The Defense Department and military services often rely on pay incentives to recruit and retain tech talent, and these could be hampered by long term stopgap funding.
Lack of steady funding for fiscal 2022 could stress the Defense Department's already tenuous tech personnel needs as the military services grapple with recruitment and retention challenges among cyber talent.
Congress appears poised to pass a continuing resolution to fund the government through March 11 to buy time for appropriators to finalize a full-year funding package for fiscal year 2022.
Senate Majority Leader Chuck Schumer said Feb. 14 that lawmakers "have come to good agreements on top-line numbers," suggesting that a full-year spending bill was coming and that in the meantime, a continuing resolution would be passed in time to avoid a government shutdown when funding expires Feb. 18.
A deal would be especially welcome at DOD, where the prospect of having to finish out the fiscal year under last year's spending package poses special problems, in part because of pay raises that have already taken effect.
Lt. Gen. Brian Kelly, the the Air Force's deputy chief of staff for manpower, personnel and services, testified during a House Armed Services Subcommittee on Military Personnel hearing on Feb. 8 that a year-long continuing resolution "erodes our ability to cover other costs" as they pay out higher wages authorized in the 2022 National Defense Authorization Act and stall permanent changes in station.
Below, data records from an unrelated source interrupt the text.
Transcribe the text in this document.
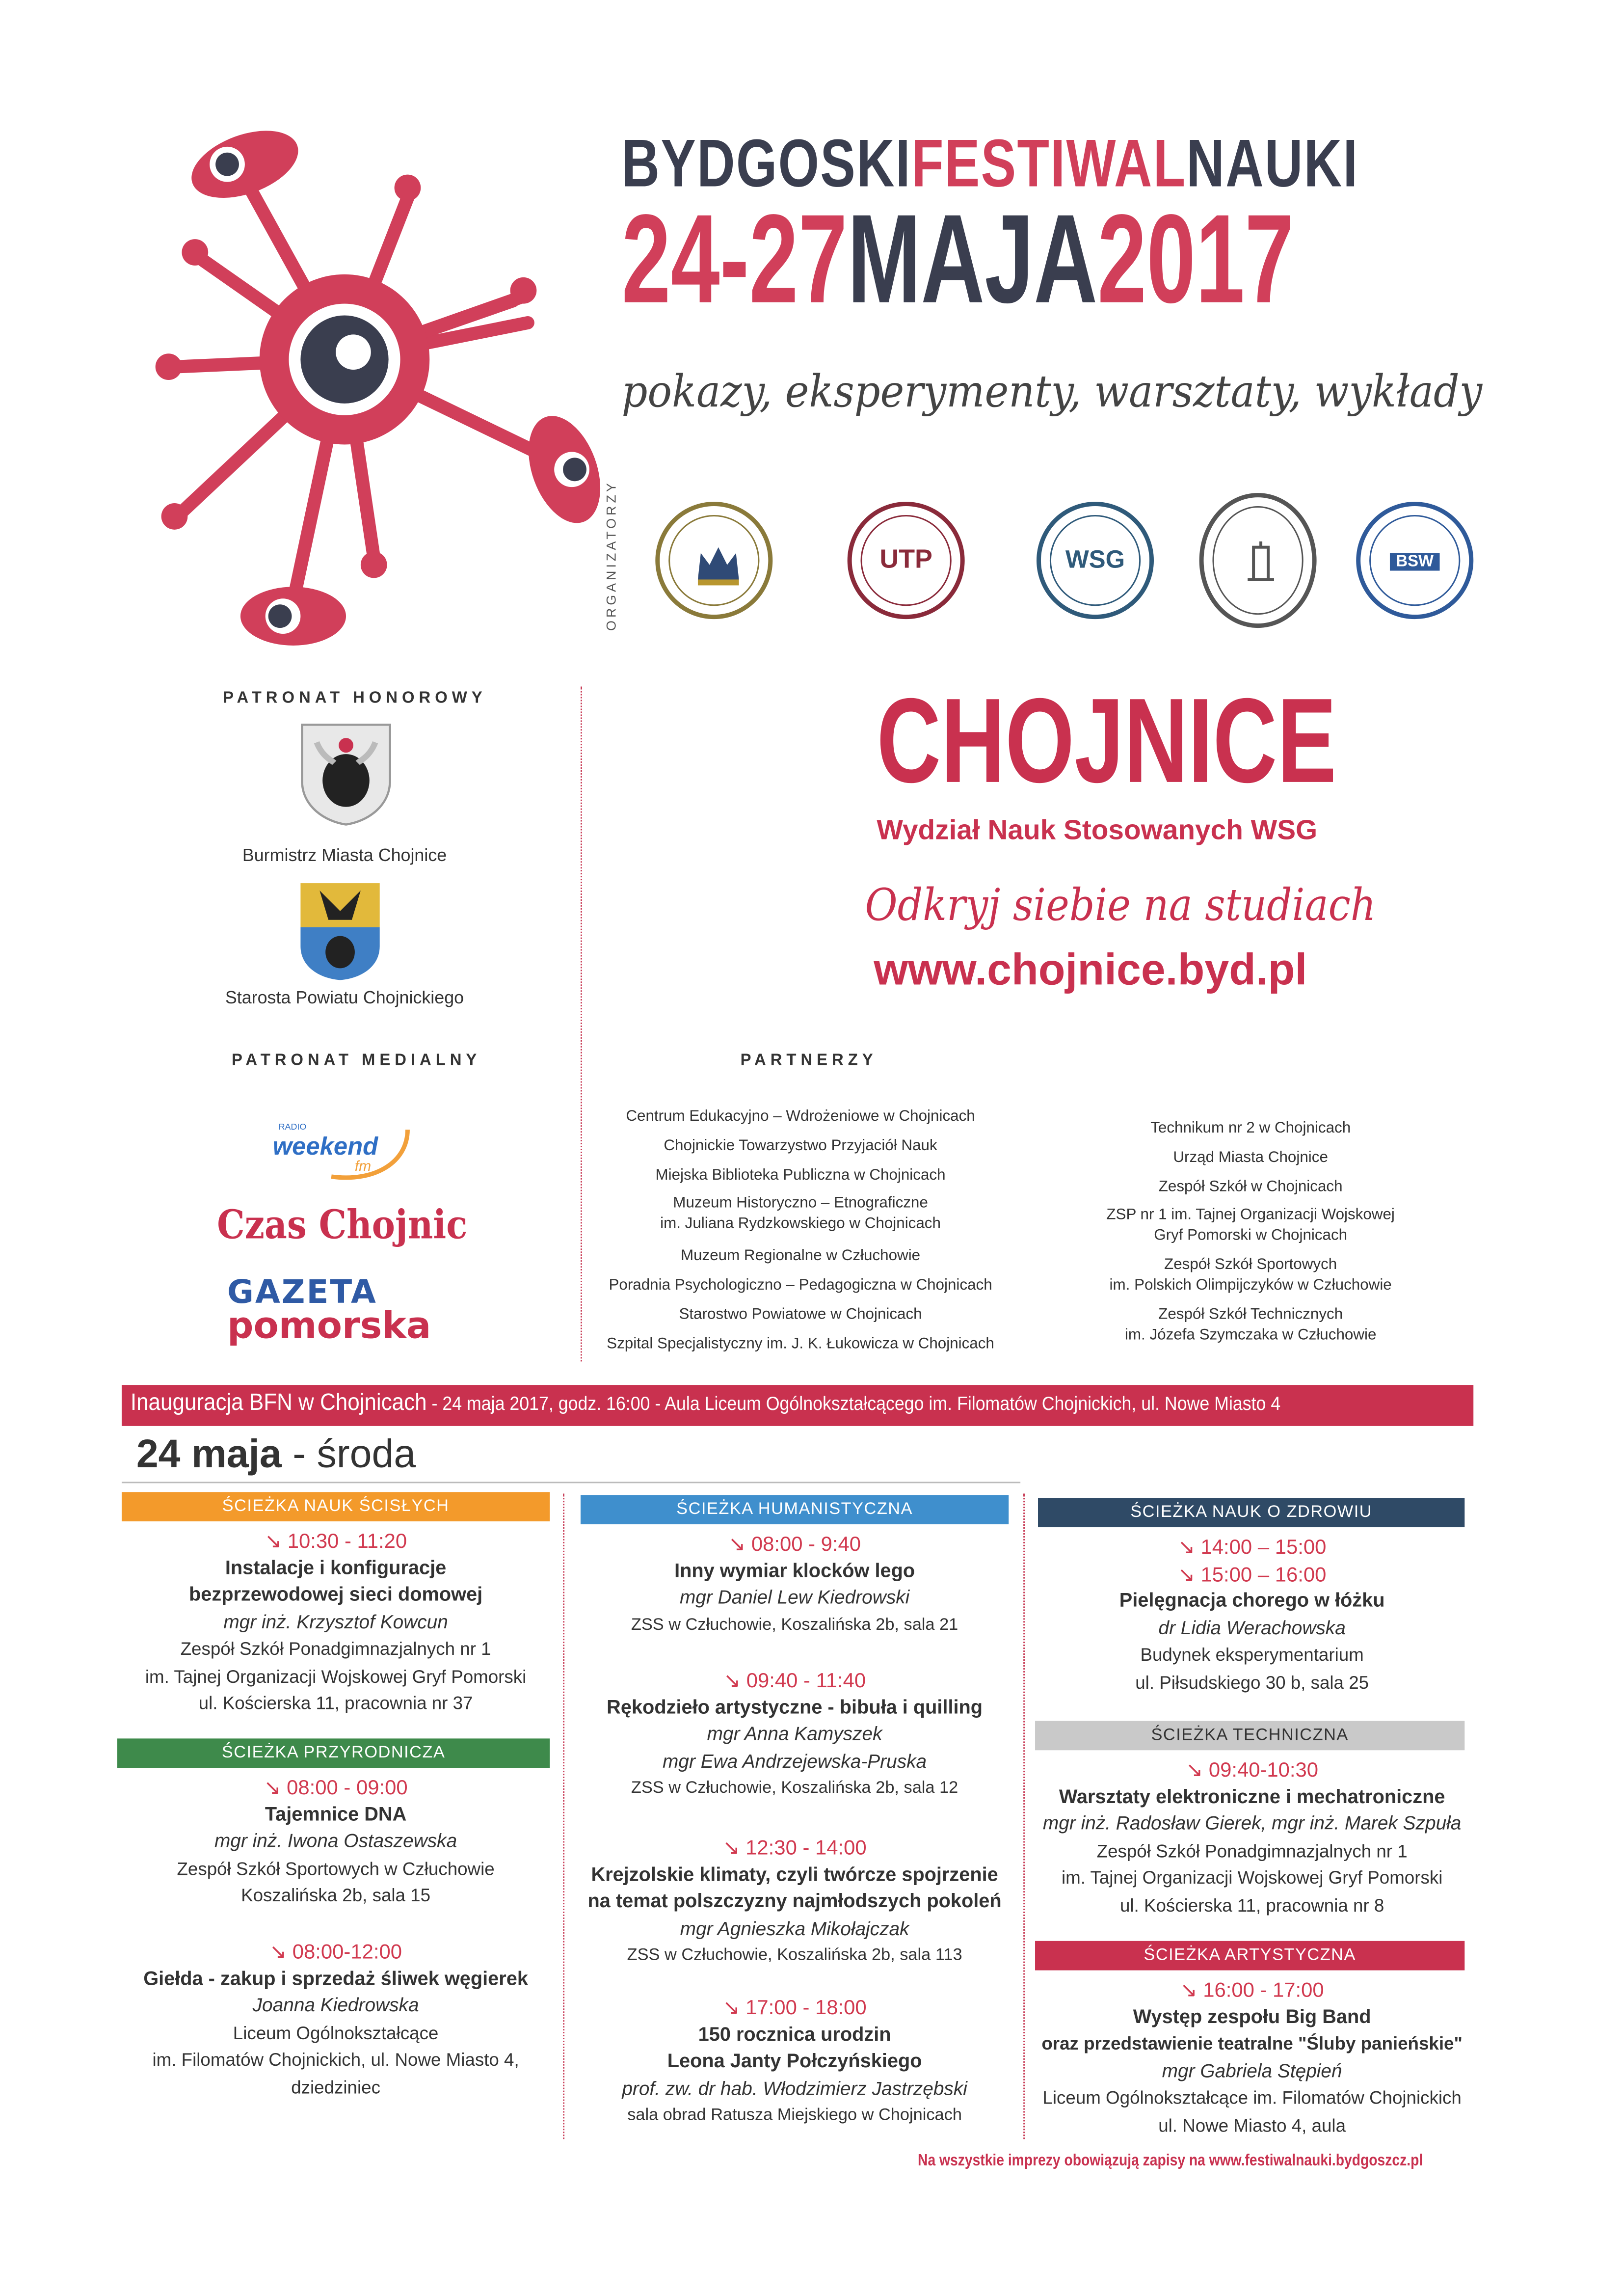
BYDGOSKIFESTIWALNAUKI
24-27MAJA2017
pokazy, eksperymenty, warsztaty, wykłady
ORGANIZATORZY	UTP	WSG	BSW
PATRONAT HONOROWY
Burmistrz Miasta Chojnice
Starosta Powiatu Chojnickiego
PATRONAT MEDIALNY
RADIO
weekend
fm
Czas Chojnic
GAZETA
pomorska
CHOJNICE
Wydział Nauk Stosowanych WSG
Odkryj siebie na studiach
www.chojnice.byd.pl
PARTNERZY
Centrum Edukacyjno – Wdrożeniowe w Chojnicach
Chojnickie Towarzystwo Przyjaciół Nauk
Miejska Biblioteka Publiczna w Chojnicach
Muzeum Historyczno – Etnograficzne
im. Juliana Rydzkowskiego w Chojnicach
Muzeum Regionalne w Człuchowie
Poradnia Psychologiczno – Pedagogiczna w Chojnicach
Starostwo Powiatowe w Chojnicach
Szpital Specjalistyczny im. J. K. Łukowicza w Chojnicach
Technikum nr 2 w Chojnicach
Urząd Miasta Chojnice
Zespół Szkół w Chojnicach
ZSP nr 1 im. Tajnej Organizacji Wojskowej
Gryf Pomorski w Chojnicach
Zespół Szkół Sportowych
im. Polskich Olimpijczyków w Człuchowie
Zespół Szkół Technicznych
im. Józefa Szymczaka w Człuchowie
Inauguracja BFN w Chojnicach - 24 maja 2017, godz. 16:00 - Aula Liceum Ogólnokształcącego im. Filomatów Chojnickich, ul. Nowe Miasto 4
24 maja - środa
ŚCIEŻKA NAUK ŚCISŁYCH
↘ 10:30 - 11:20
Instalacje i konfiguracje
bezprzewodowej sieci domowej
mgr inż. Krzysztof Kowcun
Zespół Szkół Ponadgimnazjalnych nr 1
im. Tajnej Organizacji Wojskowej Gryf Pomorski
ul. Kościerska 11, pracownia nr 37
ŚCIEŻKA PRZYRODNICZA
↘ 08:00 - 09:00
Tajemnice DNA
mgr inż. Iwona Ostaszewska
Zespół Szkół Sportowych w Człuchowie
Koszalińska 2b, sala 15
↘ 08:00-12:00
Giełda - zakup i sprzedaż śliwek węgierek
Joanna Kiedrowska
Liceum Ogólnokształcące
im. Filomatów Chojnickich, ul. Nowe Miasto 4,
dziedziniec
ŚCIEŻKA HUMANISTYCZNA
↘ 08:00 - 9:40
Inny wymiar klocków lego
mgr Daniel Lew Kiedrowski
ZSS w Człuchowie, Koszalińska 2b, sala 21
↘ 09:40 - 11:40
Rękodzieło artystyczne - bibuła i quilling
mgr Anna Kamyszek
mgr Ewa Andrzejewska-Pruska
ZSS w Człuchowie, Koszalińska 2b, sala 12
↘ 12:30 - 14:00
Krejzolskie klimaty, czyli twórcze spojrzenie
na temat polszczyzny najmłodszych pokoleń
mgr Agnieszka Mikołajczak
ZSS w Człuchowie, Koszalińska 2b, sala 113
↘ 17:00 - 18:00
150 rocznica urodzin
Leona Janty Połczyńskiego
prof. zw. dr hab. Włodzimierz Jastrzębski
sala obrad Ratusza Miejskiego w Chojnicach
ŚCIEŻKA NAUK O ZDROWIU
↘ 14:00 – 15:00
↘ 15:00 – 16:00
Pielęgnacja chorego w łóżku
dr Lidia Werachowska
Budynek eksperymentarium
ul. Piłsudskiego 30 b, sala 25
ŚCIEŻKA TECHNICZNA
↘ 09:40-10:30
Warsztaty elektroniczne i mechatroniczne
mgr inż. Radosław Gierek, mgr inż. Marek Szpuła
Zespół Szkół Ponadgimnazjalnych nr 1
im. Tajnej Organizacji Wojskowej Gryf Pomorski
ul. Kościerska 11, pracownia nr 8
ŚCIEŻKA ARTYSTYCZNA
↘ 16:00 - 17:00
Występ zespołu Big Band
oraz przedstawienie teatralne "Śluby panieńskie"
mgr Gabriela Stępień
Liceum Ogólnokształcące im. Filomatów Chojnickich
ul. Nowe Miasto 4, aula
Na wszystkie imprezy obowiązują zapisy na www.festiwalnauki.bydgoszcz.pl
"A yearlong CR essentially equates to a $5.5 billion top line reduction in buying power. Within our personnel budgets, we are very appreciative of a pay raise for FY '22 for both military and civilian members, and believe it was absolutely necessary. But covering those bills under a reduced [military personnel] top line further erodes our ability to cover other costs," Kelly said.
Arnold Punaro, the board chair for the National Defense Industrial Association, told FCW that personnel and pay is affected first as inflation reduces the Pentagon’s buying power as it faces the possibility of a yearlong continuing resolution.
Punaro, who recently penned an op-ed for FCW's sibling publication Defense One that pegs the true cost of a full-year continuing resolution at $76 billion, said that stopgap funding could take a toll on employment inside and outside of government.
“When you start saying where are we going to cut if we don't have [the] $76 billion we thought we were going to have, you're going to start cutting the fast spending accounts,” which include personnel, pay, and operation and maintenance accounts. Those are the ones that basically impact the civilian workforce in DOD,” said Punaro, who has looked at DOD budget issues from the vantage point of a Marine Corps general and as staff director of the Senate Armed Services Committee.
"You could be talking about furloughs, you could be talking about firings. And money isn't going to be there to sustain the size of the workforce we have when you have to lose that kind of money, because you have to go after the fast spending accounts...you can't save the money in time," Punaro said.
A prolonged continuing resolution could also hamper efforts by DOD to shore up its cybersecurity workforce and to modernize talent management systems.
Marine Corps Lt. Gen. David Ottignon, the deputy commandant for manpower and reserve affairs, testified that the Corps needs more money to modernize its talent management systems as part of its multi-year Talent Management 2030 effort.
"A fundamental redesign of our personnel system is necessary to provide management talent and includes upgrading decade-old systems to the digital cloud-based technologies of today," Ottignon said. "Predictable funding will be a key to our success."
If a FY22 spending bill passes in March, Punaro said that DOD would still have racked up $30 billion in lost purchasing power – and noted that spending the money could be a challenge, Punaro said, because funds for personnel and operations accounts are only good for a year.
"So even when they get it…it's only good till the end of September. Now [research and development] and procurement is good for three to five years. So they are not in a use it or lose it situation. So again, this is why I'd say we're in budget chaos,” Punaro said, adding that the current situation means the fiscal year 2023 budget will be "delayed significantly."